Em documento enviado ao Ministério Público Federal, a SEMA informou que Darwrich esteve na Secretaria em 18 de fevereiro de 2013 e tomou ciência do prazo de 30 dias para que seu cliente apresentasse os documentos comprobatórios da titularidade das áreas cadastradas, o que não foi atendido. “Contudo, em 25/03/2013, o mesmo advogado protocolizou nesta SEMA o pedido de prorrogação de prazo por mais 60 (sessenta dais) para entregar os documentos, que encerrou em 24/05/2013 sem o devido atendimento. O fato é que até a presente data nenhum documento foi apresentado, o que nos causa bastante estranheza (...)”, informa trecho do ofício da SEMA ao MPF.

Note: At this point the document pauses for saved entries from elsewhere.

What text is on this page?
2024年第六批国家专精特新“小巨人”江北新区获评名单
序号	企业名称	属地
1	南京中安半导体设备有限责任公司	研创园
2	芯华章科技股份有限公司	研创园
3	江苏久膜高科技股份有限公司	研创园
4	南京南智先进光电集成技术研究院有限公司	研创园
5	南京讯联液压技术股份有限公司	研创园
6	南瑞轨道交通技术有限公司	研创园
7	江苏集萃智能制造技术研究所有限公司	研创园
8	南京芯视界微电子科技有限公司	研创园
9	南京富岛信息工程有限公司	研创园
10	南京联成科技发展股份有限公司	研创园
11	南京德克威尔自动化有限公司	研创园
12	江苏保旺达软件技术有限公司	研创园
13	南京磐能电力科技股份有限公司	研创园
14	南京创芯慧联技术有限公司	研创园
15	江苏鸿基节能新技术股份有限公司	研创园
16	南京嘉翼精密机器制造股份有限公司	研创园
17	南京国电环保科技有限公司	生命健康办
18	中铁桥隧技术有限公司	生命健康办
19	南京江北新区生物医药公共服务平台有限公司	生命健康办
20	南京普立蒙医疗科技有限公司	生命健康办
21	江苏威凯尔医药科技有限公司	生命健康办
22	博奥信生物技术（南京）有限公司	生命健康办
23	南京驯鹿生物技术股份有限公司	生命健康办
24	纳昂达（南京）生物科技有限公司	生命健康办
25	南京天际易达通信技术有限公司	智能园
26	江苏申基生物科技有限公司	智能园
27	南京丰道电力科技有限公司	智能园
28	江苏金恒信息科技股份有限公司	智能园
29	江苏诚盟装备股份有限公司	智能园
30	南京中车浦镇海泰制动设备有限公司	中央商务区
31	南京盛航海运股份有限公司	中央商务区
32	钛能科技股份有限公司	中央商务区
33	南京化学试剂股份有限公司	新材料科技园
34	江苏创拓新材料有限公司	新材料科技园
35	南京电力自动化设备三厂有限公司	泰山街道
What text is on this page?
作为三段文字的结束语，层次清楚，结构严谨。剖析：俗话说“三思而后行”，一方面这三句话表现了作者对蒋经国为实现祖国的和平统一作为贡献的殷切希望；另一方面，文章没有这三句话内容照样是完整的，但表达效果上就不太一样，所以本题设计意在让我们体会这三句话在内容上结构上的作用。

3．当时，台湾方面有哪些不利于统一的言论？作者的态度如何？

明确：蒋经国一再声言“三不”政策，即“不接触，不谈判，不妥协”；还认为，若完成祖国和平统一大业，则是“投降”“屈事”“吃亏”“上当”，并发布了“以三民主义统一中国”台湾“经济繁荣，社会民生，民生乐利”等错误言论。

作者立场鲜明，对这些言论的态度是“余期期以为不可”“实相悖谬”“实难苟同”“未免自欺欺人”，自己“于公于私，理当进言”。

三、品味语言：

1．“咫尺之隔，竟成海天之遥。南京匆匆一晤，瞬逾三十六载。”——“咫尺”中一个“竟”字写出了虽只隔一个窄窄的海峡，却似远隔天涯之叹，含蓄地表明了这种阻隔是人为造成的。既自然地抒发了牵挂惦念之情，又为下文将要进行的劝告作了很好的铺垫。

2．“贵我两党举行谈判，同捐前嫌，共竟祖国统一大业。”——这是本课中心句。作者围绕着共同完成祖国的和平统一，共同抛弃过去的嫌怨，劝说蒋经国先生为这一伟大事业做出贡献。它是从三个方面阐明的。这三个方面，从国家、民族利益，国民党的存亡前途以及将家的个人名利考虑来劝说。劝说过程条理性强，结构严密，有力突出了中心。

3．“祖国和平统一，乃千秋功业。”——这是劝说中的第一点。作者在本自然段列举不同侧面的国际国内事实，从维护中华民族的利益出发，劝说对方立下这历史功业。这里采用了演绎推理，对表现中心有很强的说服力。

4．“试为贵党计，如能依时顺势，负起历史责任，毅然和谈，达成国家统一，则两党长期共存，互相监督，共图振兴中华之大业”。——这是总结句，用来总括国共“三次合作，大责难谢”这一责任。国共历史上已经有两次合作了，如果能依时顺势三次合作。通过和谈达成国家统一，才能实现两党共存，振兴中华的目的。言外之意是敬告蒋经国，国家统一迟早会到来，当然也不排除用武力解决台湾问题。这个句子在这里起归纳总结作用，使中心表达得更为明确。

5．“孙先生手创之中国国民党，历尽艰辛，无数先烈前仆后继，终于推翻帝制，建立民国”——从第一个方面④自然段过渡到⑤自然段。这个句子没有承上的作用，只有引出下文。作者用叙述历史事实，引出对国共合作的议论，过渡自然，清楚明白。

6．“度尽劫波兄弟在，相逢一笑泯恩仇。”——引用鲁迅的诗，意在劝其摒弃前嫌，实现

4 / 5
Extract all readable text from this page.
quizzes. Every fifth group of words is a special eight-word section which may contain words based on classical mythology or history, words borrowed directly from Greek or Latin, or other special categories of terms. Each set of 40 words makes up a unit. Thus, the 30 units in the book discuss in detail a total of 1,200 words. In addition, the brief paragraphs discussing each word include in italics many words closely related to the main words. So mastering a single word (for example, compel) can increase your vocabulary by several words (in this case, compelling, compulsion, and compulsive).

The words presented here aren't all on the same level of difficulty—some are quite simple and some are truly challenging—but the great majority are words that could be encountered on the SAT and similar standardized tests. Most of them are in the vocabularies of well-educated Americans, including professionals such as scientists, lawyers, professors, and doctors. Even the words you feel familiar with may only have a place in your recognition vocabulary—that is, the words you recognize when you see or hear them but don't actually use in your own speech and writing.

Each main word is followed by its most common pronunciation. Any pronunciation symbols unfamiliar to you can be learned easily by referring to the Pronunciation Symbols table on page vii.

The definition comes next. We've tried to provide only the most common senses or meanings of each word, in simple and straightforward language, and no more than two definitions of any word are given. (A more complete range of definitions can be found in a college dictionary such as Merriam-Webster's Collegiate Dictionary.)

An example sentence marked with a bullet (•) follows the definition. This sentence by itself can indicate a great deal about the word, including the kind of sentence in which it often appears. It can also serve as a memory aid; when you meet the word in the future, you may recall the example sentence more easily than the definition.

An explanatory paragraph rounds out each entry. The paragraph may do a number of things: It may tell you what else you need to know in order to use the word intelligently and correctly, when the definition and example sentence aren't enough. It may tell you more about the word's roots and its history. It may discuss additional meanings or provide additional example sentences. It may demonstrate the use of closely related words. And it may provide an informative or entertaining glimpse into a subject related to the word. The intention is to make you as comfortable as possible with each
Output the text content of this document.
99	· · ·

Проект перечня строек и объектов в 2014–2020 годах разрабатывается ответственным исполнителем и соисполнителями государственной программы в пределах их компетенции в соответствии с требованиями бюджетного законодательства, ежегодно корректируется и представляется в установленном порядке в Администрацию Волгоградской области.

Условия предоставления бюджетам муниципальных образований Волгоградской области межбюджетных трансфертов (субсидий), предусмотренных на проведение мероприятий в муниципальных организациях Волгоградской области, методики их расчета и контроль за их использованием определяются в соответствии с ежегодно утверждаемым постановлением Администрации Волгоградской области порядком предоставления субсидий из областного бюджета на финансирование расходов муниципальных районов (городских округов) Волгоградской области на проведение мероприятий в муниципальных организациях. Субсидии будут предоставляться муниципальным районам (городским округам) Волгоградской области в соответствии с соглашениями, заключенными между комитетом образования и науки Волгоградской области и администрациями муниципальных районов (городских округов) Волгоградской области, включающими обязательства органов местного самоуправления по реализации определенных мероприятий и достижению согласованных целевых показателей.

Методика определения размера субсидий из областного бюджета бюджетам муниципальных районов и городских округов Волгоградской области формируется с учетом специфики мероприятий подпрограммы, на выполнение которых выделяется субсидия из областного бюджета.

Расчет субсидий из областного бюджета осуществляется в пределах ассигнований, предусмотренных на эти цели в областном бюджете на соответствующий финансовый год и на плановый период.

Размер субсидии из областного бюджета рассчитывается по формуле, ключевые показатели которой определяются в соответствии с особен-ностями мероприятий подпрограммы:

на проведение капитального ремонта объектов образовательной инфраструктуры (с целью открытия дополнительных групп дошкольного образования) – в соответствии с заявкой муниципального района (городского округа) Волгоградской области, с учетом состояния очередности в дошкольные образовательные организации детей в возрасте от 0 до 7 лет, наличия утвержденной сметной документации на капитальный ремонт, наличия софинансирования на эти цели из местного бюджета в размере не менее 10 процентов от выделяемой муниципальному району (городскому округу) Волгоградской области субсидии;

O documento cita ainda uma Nota Técnica do Instituto Sociambiental – ISA de dezembro de 2012, em que Mascarello é citado como “dono do grupo empresarial COMIL” e que “teria adquirido supostos direitos sobre diversos seringais da Terra do Meio”.

Tal nota se refere a “Evolução da extração de madeira ilegal na Resex Riozinho do Anfrísio”, área que foi sobreposta pelo CAR do “Seringal Praia de São José”. O documento do ISA afirma que “a dimensão da área extrapola, em muito, todos os limites estabelecidos legalmente, oferecendo suficiente razão para crer na inexistência de titularidade do imóvel. Apesar disso, Mascarello tem enviado prepostos à área (pelo menos uma vez, em setembro de 2011 e outra em setembro de 2012), gerando inseguranças à população local, além de ter evidenciado suas pretensões sobre a terra ao realizar o registro no sistema CAR conforme exposto.” 

O Nota Técnica do ISA menciona ainda o “processo acelerado de degradação, com abertura de múltiplos ramais madeireiros em proveniência do eixo BR-163 –Transamazônica, concretamente dos arredores das localidades Campo Verde (km. 30), Santa Luzia, Três Bueiras e Trairão através do PA [Projeto de Assentamento] Areia. Esses ramais definem vetores de pressão que já penetraram na Resex Riozinho do Anfrísio e ameaçam seriamente o mosaico de áreas protegidas da Terra do Meio.” Leia a íntegra do documento AQUI.

Mapa das rotas de saída de madeira do interior da Resex Riozinho do Anfrísio, constante na Nota Técnica do ISA.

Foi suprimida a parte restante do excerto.